Collapsing human demographics mean that the demand for everything (with no exceptions – both goods and services) will fall to the ground. Nicholas Gerli recently pointed to the sales of brand new RVs (recreational vehicles) and SUVs (sport utility vehicles and off-road vehicles) collapsing from 50 to 60 percent – and we are still in the beginning stages of the collapse. Ditto with far fewer children in states such as Florida where deaths exceed births. This translates to far fewer children in the school systems of cities and counties, which means that far fewer teachers and other employees are needed compared to before – this translates into falling employment.
Collapsing demand for goods and services means that many governments will go bankrupt due to collapsing tax revenue (already happening in Mainland China on the local government level). It also means that many businesses will not survive.
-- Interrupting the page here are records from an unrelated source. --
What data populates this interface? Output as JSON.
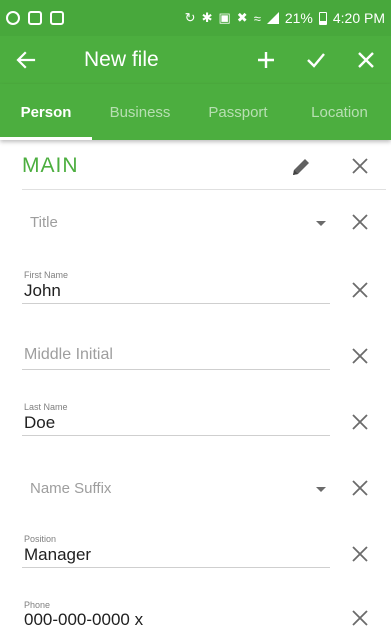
{
  "status_bar": {
    "battery_percent": "21%",
    "time": "4:20 PM"
  },
  "toolbar": {
    "title": "New file",
    "back_icon": "arrow-left-icon",
    "add_icon": "plus-icon",
    "save_icon": "check-icon",
    "close_icon": "close-icon"
  },
  "tabs": [
    {
      "label": "Person",
      "active": true
    },
    {
      "label": "Business",
      "active": false
    },
    {
      "label": "Passport",
      "active": false
    },
    {
      "label": "Location",
      "active": false
    }
  ],
  "section": {
    "title": "MAIN",
    "edit_icon": "pencil-icon",
    "close_icon": "close-icon"
  },
  "fields": {
    "title": {
      "placeholder": "Title"
    },
    "first_name": {
      "label": "First Name",
      "value": "John"
    },
    "middle_initial": {
      "placeholder": "Middle Initial"
    },
    "last_name": {
      "label": "Last Name",
      "value": "Doe"
    },
    "name_suffix": {
      "placeholder": "Name Suffix"
    },
    "position": {
      "label": "Position",
      "value": "Manager"
    },
    "phone": {
      "label": "Phone",
      "value": "000-000-0000 x"
    }
  },
  "colors": {
    "accent": "#4cae3f",
    "status_bar": "#48a83c",
    "text": "#202020",
    "placeholder": "#9e9e9e"
  }
}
Businesses which do succeed will likely have to seek growth not out of overall economic growth (because there will be none) but out of the “hide” of their direct competitors who are not as lean and mean and tough as they are.
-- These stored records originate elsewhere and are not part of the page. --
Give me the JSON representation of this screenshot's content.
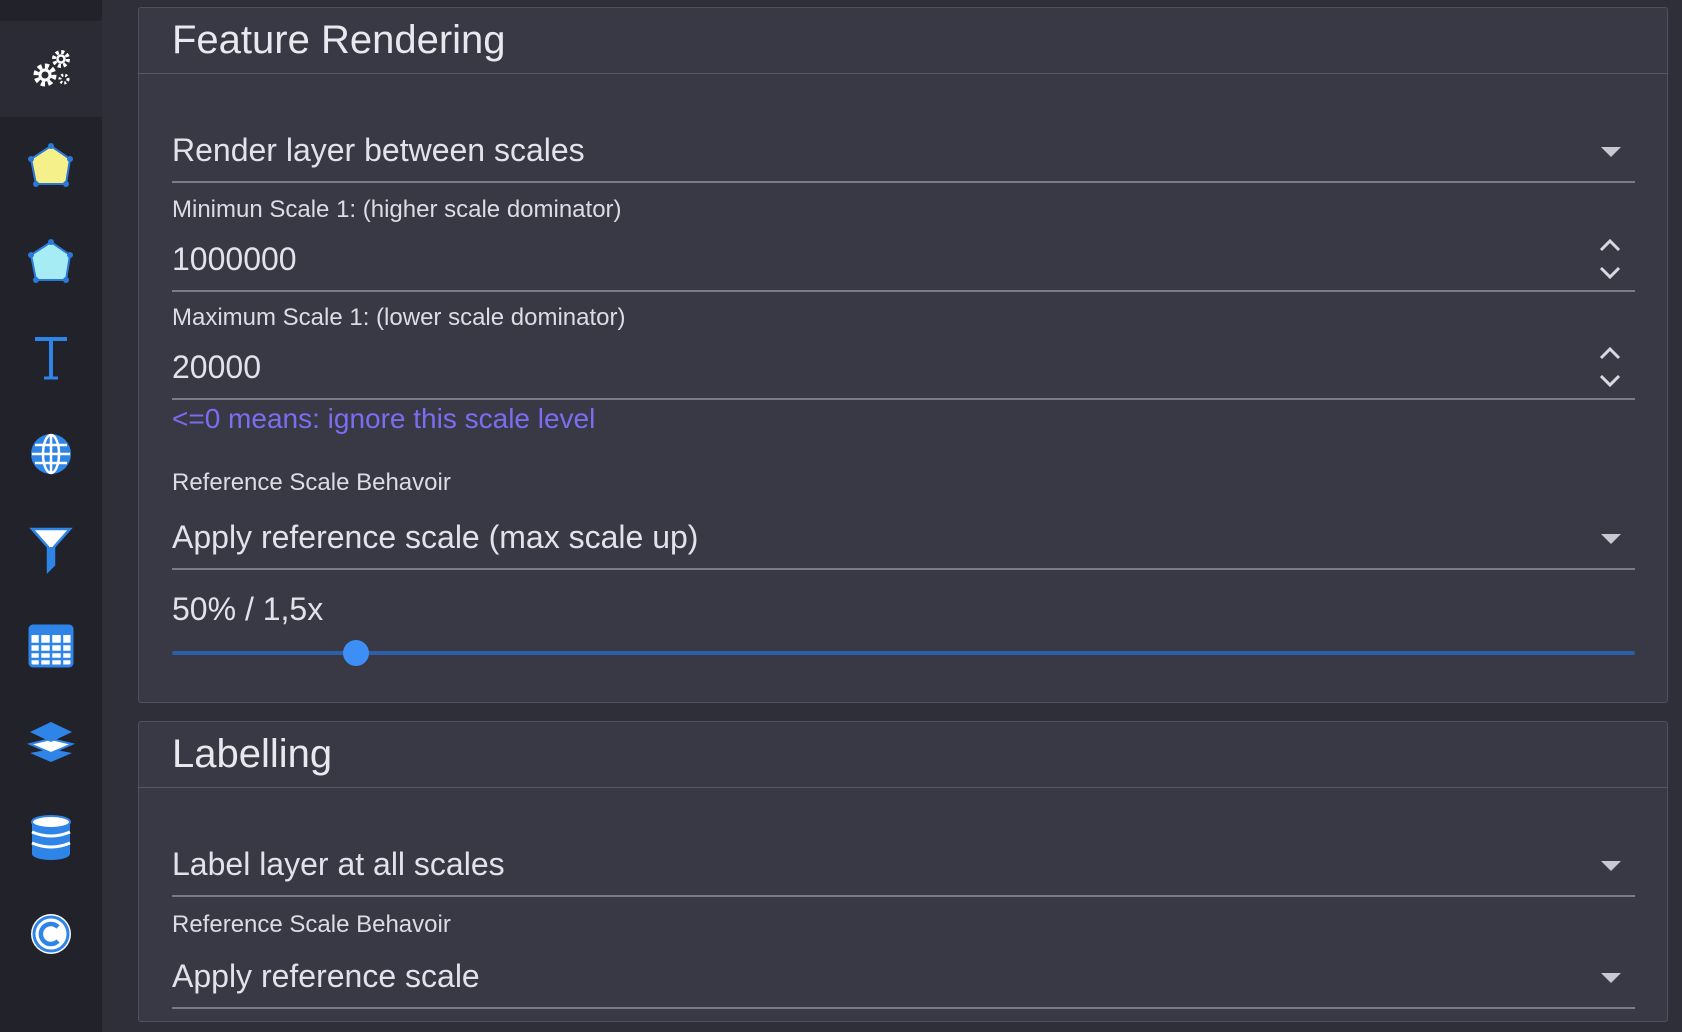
{
  "sidebar": {
    "items": [
      {
        "name": "settings",
        "icon": "gears-icon",
        "active": true
      },
      {
        "name": "fill-symbol",
        "icon": "yellow-polygon-icon"
      },
      {
        "name": "outline-symbol",
        "icon": "cyan-polygon-icon"
      },
      {
        "name": "label",
        "icon": "text-icon"
      },
      {
        "name": "projection",
        "icon": "globe-icon"
      },
      {
        "name": "filter",
        "icon": "funnel-icon"
      },
      {
        "name": "table",
        "icon": "table-icon"
      },
      {
        "name": "layers",
        "icon": "layers-icon"
      },
      {
        "name": "database",
        "icon": "database-icon"
      },
      {
        "name": "copyright",
        "icon": "copyright-icon"
      }
    ]
  },
  "feature_rendering": {
    "title": "Feature Rendering",
    "render_mode": "Render layer between scales",
    "min_scale_label": "Minimun Scale 1: (higher scale dominator)",
    "min_scale_value": "1000000",
    "max_scale_label": "Maximum Scale 1: (lower scale dominator)",
    "max_scale_value": "20000",
    "hint": "<=0 means: ignore this scale level",
    "ref_scale_label": "Reference Scale Behavoir",
    "ref_scale_value": "Apply reference scale (max scale up)",
    "slider_text": "50% / 1,5x",
    "slider_fraction": 0.126
  },
  "labelling": {
    "title": "Labelling",
    "label_mode": "Label layer at all scales",
    "ref_scale_label": "Reference Scale Behavoir",
    "ref_scale_value": "Apply reference scale"
  },
  "colors": {
    "accent": "#3d8ef5",
    "hint": "#7c6cf0",
    "panel": "#393945",
    "background": "#2f2f39",
    "sidebar": "#22222b"
  }
}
Here is more unpleasant news but necessary for all of us to hear and face: I have no doubt that all homeowners reading this blog have already seen their insurance rates skyrocket – say triple what we were paying before the Covid-19 pandemic in 2020. Things are now so bad that many large and well-known insurance companies are literally pulling out of major property markets – in other words, homeowners will even find it challenging to get insurance in the first place. And it they do get it, it will extremely expensive (and NOT cover the entire market value of the property). Toxic insurance markets losing insurance providers include Florida (AAA, Farmers, Bankers, Lexington), Texas (Farmers, Nationwide, Liberty Mutual, Progressive), California (Nationwide, Kemper, Merastar, Unitrin, Allstate, State Farm), Colorado, Connecticut (Allstate, Aetna, UPC, Narragansett Bay, Kemper and National Grange), New Mexico (Kemper), all coastal areas in the Pacific, Atlantic and Gulf of Mexico (Cincinnati Financial), Arkansas (Allstate), Louisiana, Minnesota, Oklahoma (Allstate), South Carolina (Allstate), South Dakota, Washington, Arizona (Allstate), Idaho (Allstate), Kansas (Allstate), Maine (Allstate), Michigan (Allstate), Montana (Allstate), North Carolina (Allstate), Oregon (Allstate), and Rhode Island (Allstate). High-end properties in the multi-million Dollar range of cost basis are now covered for a mere 50 percent of their replacement value and annual premiums in general (for all types of real property regardless of cost basis) are now averaging 0.33 percent of fair market value. Prices in “toxic” markets such as the “poster child” insurance markets in Florida and Texas are much, much higher.